Nabucco Gas Pipeline Set for Major Shareholder Shift
Since its inception in 2002, the Nabucco natural gas pipeline has undergone a number of transformations, most recently into a much shorter link designed to carry Azeri gas from the Turkish border into southern and central Europe.
But in the last ten years, its shareholder structure has remained much the same — ostensibly the national companies of each of the states it will pass through.
At present, the six equal shareholders in Nabucco — or more correctly Nabucco West as the shorter project became known earlier this year — are Austria’s OMV, Hungary’s MOL, Romania’s Transgaz, Bulgarian Energy Holding, Turkey’s Botas and Germany’s RWE.

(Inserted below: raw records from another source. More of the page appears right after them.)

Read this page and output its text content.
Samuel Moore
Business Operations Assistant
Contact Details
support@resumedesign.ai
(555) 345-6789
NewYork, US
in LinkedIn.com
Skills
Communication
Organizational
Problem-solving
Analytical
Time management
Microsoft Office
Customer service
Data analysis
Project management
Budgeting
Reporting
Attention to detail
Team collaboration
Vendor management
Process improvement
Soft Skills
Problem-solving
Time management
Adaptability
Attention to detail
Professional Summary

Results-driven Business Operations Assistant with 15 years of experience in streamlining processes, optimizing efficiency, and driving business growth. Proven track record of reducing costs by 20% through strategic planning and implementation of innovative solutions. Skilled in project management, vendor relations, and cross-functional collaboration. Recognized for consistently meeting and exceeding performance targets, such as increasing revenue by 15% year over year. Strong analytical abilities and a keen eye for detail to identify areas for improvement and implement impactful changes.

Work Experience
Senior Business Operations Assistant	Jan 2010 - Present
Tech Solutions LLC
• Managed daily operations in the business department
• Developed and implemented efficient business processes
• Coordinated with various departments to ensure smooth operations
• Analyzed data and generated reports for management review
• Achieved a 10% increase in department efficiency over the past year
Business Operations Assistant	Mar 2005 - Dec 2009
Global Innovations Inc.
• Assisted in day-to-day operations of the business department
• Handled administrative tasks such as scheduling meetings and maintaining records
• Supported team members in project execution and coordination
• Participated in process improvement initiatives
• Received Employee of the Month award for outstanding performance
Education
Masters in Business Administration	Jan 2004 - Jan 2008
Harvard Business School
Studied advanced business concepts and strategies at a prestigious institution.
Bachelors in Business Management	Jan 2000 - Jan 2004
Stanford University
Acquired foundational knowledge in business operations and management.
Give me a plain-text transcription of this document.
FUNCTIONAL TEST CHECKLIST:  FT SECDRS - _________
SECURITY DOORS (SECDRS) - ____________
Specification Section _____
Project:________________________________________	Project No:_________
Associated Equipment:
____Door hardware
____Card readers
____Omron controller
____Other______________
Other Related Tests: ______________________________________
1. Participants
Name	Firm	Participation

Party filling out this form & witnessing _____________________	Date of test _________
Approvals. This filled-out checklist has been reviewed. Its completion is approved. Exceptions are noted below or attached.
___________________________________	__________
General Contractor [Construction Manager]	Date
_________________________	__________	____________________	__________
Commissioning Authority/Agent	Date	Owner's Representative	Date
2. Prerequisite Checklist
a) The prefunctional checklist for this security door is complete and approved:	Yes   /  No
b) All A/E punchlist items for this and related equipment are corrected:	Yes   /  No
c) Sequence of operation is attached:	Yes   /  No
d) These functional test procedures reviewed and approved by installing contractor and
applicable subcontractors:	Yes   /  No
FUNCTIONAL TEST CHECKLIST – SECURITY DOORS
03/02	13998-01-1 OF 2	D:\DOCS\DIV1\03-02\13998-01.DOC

RWE joined in February 2008, but is now set to leave, uncertain of the economic benefit of being a consortium member.
But that could be the least of the changes about to take place. In August, the head of OMV said he did not expect the shareholder structure to remain the same in the future, hinting at the entry of new partners.
Gerhard Roiss said there should be more of an upstream element to the shareholder group, turning the consortium into a more traditional mix of producers and transporters.
Only OMV and MOL have upstream operations in the Caspian region, from where Nabucco’s gas would be sourced.
But now talks are underway that would see partners from the giant Shah Deniz field in Azerbaijan — the much publicized source of the first gas that would flow through Nabucco — join the group.
“The shareholders are in negotiations with the Shah Deniz consortium and the negotiations are progressing well,” a spokesman for Nabucco said Friday.